How close are we talking?

I’m not calling you a liar OP, but in general I wish people perpetuating such broad claims would be more rigorous.

Unsloth does amazing work, however as far as I’m aware even they themselves do not publish head to head evals with the original unquantized models.

I have sympathy here because very few people and companies can afford to run the original models, let alone engineer rigorous evals.

However I felt compelled to comment because my experience does not match. For relatively simple usage the differences are hard to notice, but they become much more apparent in high complexity and long context tasks.

ryan_glass · 8 months ago
You are right that I haven't been rigorous - it's easy to benchmark tokens/second but quality of output is more difficult to nail down. I couldn't find any decent comparisons for Unsloth either. So I just tried a few of their models out, looking for something that was 'good enough' i.e. does all I need: coding, summarizing documents, troubleshooting anything and everything. I would like to see head to head comparisons too - maybe I will invest in more RAM at some stage but so far I have no need for it. I ran some comparisons between the smaller and larger versions of the Unsloth models and interestingly (for me anyway) didn't notice a huge amount of difference in quality between them. But, the smaller models didn't run significantly faster so I settled for the biggest model I could fit in RAM with a decent context. For more complex coding I use Deepseek R1 (again the Unsloth) but since it's a reasoning model it isn't real-time so no use as my daily driver.
ryan_glass commented on Why DeepSeek is cheap at scale but expensive to run locally   seangoedecke.com/inferenc... · Posted by u/ingve
nardi · 8 months ago
Whats your prompt processing speed?
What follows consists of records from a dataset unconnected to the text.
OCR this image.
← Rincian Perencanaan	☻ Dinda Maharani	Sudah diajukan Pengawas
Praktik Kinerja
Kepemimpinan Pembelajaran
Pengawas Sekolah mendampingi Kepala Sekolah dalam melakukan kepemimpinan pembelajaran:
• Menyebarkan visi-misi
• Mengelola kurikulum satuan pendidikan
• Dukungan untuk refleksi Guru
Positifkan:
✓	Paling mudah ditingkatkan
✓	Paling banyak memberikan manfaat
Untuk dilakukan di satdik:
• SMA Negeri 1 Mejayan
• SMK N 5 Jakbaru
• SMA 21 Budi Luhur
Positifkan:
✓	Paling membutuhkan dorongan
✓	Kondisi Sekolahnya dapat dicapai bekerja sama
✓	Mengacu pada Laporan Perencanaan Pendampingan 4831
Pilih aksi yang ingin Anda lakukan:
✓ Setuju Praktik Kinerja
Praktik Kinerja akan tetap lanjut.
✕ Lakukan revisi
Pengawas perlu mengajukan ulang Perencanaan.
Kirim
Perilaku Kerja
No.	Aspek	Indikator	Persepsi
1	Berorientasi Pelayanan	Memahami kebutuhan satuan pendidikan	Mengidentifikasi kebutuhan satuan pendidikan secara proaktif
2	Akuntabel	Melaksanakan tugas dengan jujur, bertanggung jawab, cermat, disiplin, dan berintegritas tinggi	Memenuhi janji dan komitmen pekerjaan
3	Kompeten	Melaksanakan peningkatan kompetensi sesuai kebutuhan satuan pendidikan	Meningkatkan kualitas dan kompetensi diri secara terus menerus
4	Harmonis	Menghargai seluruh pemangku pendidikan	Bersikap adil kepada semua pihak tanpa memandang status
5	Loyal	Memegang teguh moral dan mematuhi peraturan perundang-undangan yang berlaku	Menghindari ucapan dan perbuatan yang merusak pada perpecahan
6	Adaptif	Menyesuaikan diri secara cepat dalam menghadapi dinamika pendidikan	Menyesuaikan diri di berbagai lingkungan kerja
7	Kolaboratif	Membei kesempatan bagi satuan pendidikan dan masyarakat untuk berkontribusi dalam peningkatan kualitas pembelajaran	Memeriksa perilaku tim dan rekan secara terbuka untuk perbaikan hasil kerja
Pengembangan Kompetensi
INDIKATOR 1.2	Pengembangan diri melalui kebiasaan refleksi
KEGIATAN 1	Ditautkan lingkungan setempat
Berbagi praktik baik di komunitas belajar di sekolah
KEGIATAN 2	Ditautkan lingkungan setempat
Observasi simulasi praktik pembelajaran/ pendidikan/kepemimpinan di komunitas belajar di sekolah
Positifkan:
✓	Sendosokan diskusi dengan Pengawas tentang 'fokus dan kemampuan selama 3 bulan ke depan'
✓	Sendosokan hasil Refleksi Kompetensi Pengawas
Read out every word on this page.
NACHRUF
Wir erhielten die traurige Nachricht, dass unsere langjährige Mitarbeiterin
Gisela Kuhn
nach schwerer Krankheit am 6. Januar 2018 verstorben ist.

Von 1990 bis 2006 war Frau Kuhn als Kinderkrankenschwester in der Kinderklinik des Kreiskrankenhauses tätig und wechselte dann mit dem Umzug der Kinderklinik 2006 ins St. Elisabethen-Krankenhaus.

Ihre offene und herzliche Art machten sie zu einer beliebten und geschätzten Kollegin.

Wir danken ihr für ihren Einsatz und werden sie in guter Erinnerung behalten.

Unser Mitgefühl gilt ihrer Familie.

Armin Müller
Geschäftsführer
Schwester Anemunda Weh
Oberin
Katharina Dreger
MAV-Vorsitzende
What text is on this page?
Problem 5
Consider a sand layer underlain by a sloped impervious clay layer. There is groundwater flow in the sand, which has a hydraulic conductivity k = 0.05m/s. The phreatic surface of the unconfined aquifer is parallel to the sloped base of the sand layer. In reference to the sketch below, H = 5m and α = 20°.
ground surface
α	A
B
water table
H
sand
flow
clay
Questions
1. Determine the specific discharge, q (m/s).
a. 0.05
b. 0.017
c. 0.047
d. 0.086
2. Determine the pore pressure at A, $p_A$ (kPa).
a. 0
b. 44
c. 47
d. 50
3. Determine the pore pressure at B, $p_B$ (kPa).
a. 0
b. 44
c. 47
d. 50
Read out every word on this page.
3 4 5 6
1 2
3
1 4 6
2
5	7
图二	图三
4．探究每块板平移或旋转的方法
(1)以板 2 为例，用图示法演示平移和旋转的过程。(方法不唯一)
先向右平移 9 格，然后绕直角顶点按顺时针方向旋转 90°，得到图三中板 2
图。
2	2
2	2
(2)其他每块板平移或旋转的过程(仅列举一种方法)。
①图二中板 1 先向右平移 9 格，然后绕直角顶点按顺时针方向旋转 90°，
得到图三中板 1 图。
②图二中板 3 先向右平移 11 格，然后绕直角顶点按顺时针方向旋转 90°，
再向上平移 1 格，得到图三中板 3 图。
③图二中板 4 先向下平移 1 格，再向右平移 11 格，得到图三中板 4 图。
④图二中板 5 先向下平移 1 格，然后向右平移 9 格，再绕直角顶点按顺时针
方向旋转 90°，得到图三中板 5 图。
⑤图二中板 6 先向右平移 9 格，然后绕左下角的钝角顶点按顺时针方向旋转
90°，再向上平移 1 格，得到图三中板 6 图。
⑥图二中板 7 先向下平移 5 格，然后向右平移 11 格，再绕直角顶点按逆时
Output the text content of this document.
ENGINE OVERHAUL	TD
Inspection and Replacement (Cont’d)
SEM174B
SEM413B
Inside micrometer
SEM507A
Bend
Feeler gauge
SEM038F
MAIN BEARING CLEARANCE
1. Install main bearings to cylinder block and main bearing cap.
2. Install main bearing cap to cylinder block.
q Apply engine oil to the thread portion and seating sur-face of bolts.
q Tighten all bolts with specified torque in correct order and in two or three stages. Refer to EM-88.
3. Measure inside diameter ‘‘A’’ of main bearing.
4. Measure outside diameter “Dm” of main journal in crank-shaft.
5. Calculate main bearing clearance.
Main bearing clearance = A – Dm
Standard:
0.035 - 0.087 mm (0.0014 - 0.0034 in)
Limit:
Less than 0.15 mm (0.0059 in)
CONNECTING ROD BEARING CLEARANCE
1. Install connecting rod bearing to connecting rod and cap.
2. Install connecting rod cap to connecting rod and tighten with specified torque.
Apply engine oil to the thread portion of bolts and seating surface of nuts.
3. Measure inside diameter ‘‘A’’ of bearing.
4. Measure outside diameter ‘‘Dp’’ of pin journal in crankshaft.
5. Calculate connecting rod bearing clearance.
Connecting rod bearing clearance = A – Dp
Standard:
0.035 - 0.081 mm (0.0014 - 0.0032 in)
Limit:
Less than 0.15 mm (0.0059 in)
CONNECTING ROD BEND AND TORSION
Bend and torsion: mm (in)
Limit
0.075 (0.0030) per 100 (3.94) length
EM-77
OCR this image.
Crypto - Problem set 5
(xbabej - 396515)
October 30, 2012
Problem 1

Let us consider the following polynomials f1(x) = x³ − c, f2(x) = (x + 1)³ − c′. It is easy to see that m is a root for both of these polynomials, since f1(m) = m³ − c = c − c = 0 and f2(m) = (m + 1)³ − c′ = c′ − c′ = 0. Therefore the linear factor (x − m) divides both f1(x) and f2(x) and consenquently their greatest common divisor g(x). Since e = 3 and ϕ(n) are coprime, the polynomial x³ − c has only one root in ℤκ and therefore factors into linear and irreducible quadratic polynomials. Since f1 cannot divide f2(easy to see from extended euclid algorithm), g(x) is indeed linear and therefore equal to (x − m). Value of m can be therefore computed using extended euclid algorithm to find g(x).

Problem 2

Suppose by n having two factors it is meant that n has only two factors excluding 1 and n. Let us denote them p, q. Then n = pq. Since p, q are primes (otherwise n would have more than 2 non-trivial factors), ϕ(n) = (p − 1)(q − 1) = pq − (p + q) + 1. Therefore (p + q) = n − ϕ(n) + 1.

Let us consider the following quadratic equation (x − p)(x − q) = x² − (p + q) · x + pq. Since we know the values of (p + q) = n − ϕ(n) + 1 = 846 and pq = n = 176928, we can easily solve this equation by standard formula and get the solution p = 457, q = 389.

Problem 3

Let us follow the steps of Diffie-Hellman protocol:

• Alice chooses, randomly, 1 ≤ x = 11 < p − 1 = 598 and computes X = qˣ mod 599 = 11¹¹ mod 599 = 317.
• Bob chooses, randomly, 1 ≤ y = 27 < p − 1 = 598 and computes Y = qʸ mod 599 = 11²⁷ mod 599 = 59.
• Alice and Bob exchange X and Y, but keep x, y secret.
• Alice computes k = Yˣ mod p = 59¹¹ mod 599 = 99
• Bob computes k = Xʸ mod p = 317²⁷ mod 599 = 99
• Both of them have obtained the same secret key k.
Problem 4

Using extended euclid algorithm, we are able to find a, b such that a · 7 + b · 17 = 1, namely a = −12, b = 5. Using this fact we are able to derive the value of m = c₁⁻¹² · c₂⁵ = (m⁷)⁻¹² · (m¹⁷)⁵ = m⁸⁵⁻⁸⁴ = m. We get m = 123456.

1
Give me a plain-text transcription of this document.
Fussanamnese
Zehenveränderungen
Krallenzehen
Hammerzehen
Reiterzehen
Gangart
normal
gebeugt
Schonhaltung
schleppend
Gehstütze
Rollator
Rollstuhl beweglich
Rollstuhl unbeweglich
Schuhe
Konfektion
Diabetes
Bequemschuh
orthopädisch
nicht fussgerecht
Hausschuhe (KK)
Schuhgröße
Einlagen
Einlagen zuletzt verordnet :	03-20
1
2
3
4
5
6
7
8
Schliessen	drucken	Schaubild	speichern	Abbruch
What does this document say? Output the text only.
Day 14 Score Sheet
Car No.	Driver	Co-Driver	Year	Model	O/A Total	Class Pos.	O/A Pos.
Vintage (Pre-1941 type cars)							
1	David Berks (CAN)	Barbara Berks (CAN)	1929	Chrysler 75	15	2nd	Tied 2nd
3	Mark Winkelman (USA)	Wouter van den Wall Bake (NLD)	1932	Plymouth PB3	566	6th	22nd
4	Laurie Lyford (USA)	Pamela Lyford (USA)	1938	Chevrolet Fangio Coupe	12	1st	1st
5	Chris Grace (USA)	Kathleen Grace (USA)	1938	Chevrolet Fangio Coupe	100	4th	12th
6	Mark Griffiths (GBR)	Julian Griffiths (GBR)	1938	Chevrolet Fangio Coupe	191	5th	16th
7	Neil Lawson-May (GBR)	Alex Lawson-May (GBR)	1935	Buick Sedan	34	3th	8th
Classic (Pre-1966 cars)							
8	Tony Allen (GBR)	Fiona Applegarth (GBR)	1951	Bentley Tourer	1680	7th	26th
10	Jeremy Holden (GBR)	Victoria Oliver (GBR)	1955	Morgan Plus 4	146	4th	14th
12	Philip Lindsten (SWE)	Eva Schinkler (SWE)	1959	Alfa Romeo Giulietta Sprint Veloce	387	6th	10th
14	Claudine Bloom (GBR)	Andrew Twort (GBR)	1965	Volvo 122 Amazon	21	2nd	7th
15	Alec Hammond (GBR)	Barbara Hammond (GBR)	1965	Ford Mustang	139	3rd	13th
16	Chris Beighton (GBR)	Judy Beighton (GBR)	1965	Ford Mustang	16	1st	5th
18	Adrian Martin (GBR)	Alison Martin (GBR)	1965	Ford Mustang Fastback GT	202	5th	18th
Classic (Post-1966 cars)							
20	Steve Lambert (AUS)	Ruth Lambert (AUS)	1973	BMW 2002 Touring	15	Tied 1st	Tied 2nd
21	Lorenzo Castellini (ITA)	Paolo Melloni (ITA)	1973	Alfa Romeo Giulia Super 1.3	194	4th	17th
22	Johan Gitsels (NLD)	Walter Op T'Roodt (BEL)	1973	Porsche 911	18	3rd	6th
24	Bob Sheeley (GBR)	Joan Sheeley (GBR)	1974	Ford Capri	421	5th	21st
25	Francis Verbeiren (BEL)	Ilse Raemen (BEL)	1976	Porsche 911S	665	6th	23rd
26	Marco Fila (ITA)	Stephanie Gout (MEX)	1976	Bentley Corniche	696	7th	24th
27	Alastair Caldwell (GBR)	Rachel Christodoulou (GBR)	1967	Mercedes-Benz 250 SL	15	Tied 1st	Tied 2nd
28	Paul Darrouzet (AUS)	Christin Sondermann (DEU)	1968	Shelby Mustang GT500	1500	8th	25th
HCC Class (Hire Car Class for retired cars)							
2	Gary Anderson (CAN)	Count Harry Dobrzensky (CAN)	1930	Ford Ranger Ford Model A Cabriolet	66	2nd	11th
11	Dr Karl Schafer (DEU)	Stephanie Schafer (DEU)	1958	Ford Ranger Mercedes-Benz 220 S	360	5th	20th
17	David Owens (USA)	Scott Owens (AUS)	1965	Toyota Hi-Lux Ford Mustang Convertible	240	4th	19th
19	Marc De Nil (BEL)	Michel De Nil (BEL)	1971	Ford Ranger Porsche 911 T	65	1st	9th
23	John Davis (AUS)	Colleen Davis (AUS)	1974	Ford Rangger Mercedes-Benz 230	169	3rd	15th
That’s more important in this situation than output TPS. If you have to wait minutes to start getting an answer, that makes it much worse than a cloud-hosted version.
ryan_glass · 8 months ago
Prompt eval time varies a lot with context but it feels real-time for short prompts - approx 20 tokens per second but I haven't done much benchmarking of this. When there is a lot of re-prompting in a long back and forth it is still quite fast - I do use KV cache which I assume helps and also quantize the KV cache to Q8 if I am running contexts above 16k. However, if I want it to summarize a document of say 15,000 words it does take a long time - here I walk away and come back in about 20 minutes and it will be complete.
ryan_glass commented on Why DeepSeek is cheap at scale but expensive to run locally   seangoedecke.com/inferenc... · Posted by u/ingve
ryan_glass · 8 months ago
I run Deepseek V3 locally as my daily driver and I find it affordable, fast and effective. The article assumes GPU which in my opinion is not the best way to serve large models like this locally. I run a mid-range EPYC 9004 series based home server on a supermicro mobo which cost all-in around $4000. It's a single CPU machine with 384GB RAM (you could get 768GB using 64GB sticks but this costs more). No GPU means power draw is less than a gaming desktop. With the RAM limitation I run an Unsloth Dynamic GGUF which, quality wise in real-world use performs very close to the original. It is around 270GB which leaves plenty of room for context - I run 16k context normally as I use the machine for other things too but can up it to 24k if I need more. I get about 9-10 tokens per second, dropping to 7 tokens/second with a large context. There are plenty of people running similar setups with 2 CPUs who run the full version at similar tokens/second.